Georg accepts the mission, but arrives too late: Weidel has committed suicide in his hotel room. Fleeing south with the late writer’s papers in hand, Georg heads for the Mexican embassy, befriends the son of a deceased comrade, and experiences a series of encounters with a mysterious woman (Never Look Away’s Paula Beer) who flits in and out of the story until her centrality to the film’s narrative becomes clearer.
A consulate official mistakes Georg for Weidel, offering him a chance to escape that doesn’t involve a dangerous trek across the Pyrenees. There’s a significant complication, though: the mystery woman turns out to be Weidel’s widow, and she’ll be expected to accompany Georg aboard ship.
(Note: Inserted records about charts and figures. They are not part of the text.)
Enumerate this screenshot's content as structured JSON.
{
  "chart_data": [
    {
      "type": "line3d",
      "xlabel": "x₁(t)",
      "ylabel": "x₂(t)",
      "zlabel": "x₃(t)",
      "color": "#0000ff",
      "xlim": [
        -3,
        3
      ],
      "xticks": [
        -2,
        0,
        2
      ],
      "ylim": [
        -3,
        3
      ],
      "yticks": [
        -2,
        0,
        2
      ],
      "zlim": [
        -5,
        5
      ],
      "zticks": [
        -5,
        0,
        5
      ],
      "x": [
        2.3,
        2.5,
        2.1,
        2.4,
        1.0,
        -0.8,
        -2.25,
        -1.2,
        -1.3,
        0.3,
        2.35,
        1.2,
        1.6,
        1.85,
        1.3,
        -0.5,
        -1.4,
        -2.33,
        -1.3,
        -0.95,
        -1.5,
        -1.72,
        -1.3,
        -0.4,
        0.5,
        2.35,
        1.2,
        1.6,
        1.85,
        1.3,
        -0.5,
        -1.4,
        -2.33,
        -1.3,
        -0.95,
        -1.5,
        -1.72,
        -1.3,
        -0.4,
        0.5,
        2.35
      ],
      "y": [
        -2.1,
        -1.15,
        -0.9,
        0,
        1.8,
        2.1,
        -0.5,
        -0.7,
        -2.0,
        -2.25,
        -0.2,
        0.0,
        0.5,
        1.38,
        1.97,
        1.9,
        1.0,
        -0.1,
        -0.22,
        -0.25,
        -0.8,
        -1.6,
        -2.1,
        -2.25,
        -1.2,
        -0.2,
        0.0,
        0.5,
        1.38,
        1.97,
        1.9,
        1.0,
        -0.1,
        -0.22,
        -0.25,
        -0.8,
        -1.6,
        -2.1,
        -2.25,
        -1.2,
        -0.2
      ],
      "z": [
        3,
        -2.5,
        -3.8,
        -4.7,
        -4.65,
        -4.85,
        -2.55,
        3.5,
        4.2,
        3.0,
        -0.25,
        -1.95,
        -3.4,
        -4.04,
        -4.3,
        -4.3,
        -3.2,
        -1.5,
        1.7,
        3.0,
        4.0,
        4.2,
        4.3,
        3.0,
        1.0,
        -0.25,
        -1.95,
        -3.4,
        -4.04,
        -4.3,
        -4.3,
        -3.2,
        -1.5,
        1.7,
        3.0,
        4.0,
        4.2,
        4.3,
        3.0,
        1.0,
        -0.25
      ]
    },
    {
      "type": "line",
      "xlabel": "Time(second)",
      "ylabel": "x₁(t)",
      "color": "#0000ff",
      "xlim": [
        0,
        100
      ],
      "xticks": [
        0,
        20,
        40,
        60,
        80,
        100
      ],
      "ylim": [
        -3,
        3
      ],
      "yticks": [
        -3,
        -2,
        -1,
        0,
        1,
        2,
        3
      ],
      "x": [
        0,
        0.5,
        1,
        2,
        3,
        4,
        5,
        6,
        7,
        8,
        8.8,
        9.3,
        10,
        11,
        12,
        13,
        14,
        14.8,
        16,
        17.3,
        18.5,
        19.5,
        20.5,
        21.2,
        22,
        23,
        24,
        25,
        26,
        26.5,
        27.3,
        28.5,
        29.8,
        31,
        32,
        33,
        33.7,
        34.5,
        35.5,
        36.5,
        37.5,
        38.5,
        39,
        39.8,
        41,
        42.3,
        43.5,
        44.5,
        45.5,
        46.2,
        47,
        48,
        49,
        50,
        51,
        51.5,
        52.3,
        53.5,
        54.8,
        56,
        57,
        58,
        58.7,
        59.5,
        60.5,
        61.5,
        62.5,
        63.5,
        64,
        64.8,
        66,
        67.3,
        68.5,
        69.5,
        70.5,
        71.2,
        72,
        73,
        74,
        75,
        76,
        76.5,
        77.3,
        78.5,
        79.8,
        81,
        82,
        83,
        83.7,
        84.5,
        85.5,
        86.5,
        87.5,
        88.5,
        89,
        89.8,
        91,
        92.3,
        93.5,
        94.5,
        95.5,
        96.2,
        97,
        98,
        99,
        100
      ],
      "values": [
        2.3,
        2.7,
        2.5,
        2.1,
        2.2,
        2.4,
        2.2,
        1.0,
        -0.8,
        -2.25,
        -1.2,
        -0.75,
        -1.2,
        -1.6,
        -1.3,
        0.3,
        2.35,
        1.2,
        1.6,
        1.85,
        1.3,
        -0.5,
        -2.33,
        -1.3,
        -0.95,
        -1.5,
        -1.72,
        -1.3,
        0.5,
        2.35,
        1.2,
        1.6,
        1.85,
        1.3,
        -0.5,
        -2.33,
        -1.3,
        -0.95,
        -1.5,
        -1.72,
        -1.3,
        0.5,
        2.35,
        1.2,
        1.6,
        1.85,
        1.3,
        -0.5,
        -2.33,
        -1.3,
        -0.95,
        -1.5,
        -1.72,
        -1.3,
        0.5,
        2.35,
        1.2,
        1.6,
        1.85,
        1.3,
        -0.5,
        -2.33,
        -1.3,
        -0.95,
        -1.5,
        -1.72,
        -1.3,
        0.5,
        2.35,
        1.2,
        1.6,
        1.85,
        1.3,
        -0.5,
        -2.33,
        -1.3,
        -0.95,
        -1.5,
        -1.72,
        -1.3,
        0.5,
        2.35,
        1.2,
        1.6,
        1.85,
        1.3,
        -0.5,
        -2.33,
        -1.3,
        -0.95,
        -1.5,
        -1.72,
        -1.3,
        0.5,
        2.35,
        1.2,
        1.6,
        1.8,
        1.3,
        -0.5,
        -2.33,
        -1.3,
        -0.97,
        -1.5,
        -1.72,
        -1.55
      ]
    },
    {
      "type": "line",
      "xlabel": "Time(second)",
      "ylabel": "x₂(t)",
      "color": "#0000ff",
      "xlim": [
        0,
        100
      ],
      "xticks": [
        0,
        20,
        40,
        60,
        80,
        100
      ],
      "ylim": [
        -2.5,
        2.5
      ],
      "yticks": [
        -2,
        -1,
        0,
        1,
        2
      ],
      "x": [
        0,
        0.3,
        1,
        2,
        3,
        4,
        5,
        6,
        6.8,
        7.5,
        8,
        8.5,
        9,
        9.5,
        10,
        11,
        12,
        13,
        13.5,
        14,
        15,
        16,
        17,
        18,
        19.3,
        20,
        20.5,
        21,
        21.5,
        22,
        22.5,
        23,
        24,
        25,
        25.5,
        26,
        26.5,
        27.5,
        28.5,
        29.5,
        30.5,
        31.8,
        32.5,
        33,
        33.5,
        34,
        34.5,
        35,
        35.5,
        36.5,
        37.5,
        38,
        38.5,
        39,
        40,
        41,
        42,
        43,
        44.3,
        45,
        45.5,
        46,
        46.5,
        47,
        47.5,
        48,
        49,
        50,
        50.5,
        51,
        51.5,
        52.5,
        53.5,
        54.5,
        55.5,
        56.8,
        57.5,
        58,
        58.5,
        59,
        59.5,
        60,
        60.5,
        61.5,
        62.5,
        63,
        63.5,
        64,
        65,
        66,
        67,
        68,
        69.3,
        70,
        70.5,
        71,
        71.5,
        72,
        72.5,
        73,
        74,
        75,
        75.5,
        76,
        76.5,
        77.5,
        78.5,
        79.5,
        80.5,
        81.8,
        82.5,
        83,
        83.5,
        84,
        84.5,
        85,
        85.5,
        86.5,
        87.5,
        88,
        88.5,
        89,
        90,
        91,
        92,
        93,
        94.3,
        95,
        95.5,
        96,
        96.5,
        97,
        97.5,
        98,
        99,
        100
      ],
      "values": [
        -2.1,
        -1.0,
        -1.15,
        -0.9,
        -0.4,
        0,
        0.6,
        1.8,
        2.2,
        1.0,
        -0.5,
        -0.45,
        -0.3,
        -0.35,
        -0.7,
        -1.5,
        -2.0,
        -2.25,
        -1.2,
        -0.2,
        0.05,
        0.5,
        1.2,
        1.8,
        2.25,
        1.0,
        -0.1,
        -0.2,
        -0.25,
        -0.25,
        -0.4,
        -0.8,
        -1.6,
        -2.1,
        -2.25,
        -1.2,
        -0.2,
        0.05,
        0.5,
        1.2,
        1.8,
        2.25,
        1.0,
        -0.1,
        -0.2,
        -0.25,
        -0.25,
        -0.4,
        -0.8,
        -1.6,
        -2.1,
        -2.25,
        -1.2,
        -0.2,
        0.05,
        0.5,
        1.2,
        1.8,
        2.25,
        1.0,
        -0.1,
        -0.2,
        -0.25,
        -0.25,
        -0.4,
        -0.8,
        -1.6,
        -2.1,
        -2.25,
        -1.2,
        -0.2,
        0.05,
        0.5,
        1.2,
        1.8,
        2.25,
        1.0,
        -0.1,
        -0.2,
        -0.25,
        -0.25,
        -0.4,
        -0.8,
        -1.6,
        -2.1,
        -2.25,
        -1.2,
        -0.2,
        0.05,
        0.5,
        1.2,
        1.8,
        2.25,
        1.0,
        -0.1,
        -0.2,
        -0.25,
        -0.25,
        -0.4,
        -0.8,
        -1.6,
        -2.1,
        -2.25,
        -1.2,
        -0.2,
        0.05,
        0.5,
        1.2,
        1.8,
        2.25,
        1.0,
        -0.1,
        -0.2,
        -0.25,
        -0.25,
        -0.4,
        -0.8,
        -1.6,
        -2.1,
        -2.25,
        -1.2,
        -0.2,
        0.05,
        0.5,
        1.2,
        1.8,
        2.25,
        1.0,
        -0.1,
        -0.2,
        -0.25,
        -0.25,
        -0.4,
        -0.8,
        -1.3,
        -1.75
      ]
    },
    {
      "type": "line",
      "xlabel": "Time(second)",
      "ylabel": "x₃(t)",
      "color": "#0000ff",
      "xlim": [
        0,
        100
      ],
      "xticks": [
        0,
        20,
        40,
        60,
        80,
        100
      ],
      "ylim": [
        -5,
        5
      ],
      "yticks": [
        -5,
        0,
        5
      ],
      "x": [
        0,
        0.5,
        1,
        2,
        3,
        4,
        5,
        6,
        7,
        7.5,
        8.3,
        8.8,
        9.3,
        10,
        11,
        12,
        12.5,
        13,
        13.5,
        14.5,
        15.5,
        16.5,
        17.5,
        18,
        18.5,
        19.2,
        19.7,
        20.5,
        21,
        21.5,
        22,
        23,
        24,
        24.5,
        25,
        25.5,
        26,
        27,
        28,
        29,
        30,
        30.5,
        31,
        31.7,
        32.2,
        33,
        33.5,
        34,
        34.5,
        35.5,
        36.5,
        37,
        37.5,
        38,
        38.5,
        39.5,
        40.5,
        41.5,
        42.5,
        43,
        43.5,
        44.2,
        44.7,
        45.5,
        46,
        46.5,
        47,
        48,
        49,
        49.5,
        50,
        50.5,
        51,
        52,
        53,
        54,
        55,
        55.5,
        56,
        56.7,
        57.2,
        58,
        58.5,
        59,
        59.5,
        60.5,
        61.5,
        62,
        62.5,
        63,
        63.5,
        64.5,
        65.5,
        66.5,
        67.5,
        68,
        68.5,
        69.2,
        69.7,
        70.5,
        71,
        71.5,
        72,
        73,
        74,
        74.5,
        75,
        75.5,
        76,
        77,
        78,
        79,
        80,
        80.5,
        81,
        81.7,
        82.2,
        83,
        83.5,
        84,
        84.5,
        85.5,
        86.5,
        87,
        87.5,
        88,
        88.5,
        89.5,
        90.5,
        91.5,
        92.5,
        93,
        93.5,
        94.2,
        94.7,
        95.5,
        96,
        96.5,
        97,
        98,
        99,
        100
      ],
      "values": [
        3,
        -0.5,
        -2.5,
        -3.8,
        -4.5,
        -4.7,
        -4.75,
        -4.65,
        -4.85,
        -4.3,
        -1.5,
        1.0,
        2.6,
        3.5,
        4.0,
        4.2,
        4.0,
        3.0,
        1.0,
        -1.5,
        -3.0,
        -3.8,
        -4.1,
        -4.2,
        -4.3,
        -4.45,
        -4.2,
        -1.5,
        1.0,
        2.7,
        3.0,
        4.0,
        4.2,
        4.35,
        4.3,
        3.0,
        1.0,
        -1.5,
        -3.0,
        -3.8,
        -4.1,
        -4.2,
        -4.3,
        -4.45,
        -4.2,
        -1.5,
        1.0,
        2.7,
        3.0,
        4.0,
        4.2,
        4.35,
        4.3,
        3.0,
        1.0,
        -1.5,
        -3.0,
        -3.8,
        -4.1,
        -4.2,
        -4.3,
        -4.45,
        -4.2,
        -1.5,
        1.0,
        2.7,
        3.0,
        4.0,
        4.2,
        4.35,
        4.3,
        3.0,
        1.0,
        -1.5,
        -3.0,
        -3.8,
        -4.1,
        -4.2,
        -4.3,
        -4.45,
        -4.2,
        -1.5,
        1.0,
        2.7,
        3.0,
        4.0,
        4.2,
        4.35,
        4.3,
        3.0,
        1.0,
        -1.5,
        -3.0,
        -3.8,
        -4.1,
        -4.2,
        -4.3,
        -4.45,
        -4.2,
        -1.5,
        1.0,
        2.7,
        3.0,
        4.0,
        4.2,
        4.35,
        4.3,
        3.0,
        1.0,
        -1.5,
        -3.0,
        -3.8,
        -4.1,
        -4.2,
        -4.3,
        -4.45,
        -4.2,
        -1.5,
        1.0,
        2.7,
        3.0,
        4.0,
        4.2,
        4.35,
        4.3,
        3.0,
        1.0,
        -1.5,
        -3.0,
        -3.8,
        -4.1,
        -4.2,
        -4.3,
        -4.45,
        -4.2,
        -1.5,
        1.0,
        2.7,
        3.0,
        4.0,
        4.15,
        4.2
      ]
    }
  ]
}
Even worse, she has no idea her husband is dead.
Much of Transit’s action takes place in the small café where its characters congregate — and where the proprietor serves double duty as the film’s all-seeing narrator. The café apparently serves great pizza: Petzold seems oddly intent on focusing on the ‘pie of the day’ sign that regularly adorns Georg’s table.
Shot in and around Marseilles, Transit makes no attempt to disguise the fact that it’s set in the present day. The vehicles we see are modern ones; the police wear the kind of over-the-top riot gear Parisians might see at a gilets jaunes protest. Several elements of contemporary life are missing, however: there are no computers, no cell phones, and no televisions — in fact, 1950s-vintage typewriters seem to be the most up-to-date communication devices available.
This allows Transit to maintain a level of suspense that would otherwise be absent in our totally wired digital age, but it also forces the audience to suspend belief in the film’s version of reality. There’s no suggestion that what we are shown exists in an alternate or parallel universe: it seems exactly like the present day, minus consumer electronics.
Though I haven’t read Segher’s novel, the brief precis provided by Wikipedia suggests it was informed by events the author witnessed during the Second World War: consequently, cognitive dissonance kicks in when we see thuggish French police rounding up helpless German refugees. Perhaps Petzold intended Transit as commentary on western society’s yawning indifference to the plight of the poor, tired, huddled masses of the present day, but it’s a jarring cinematic experience nonetheless.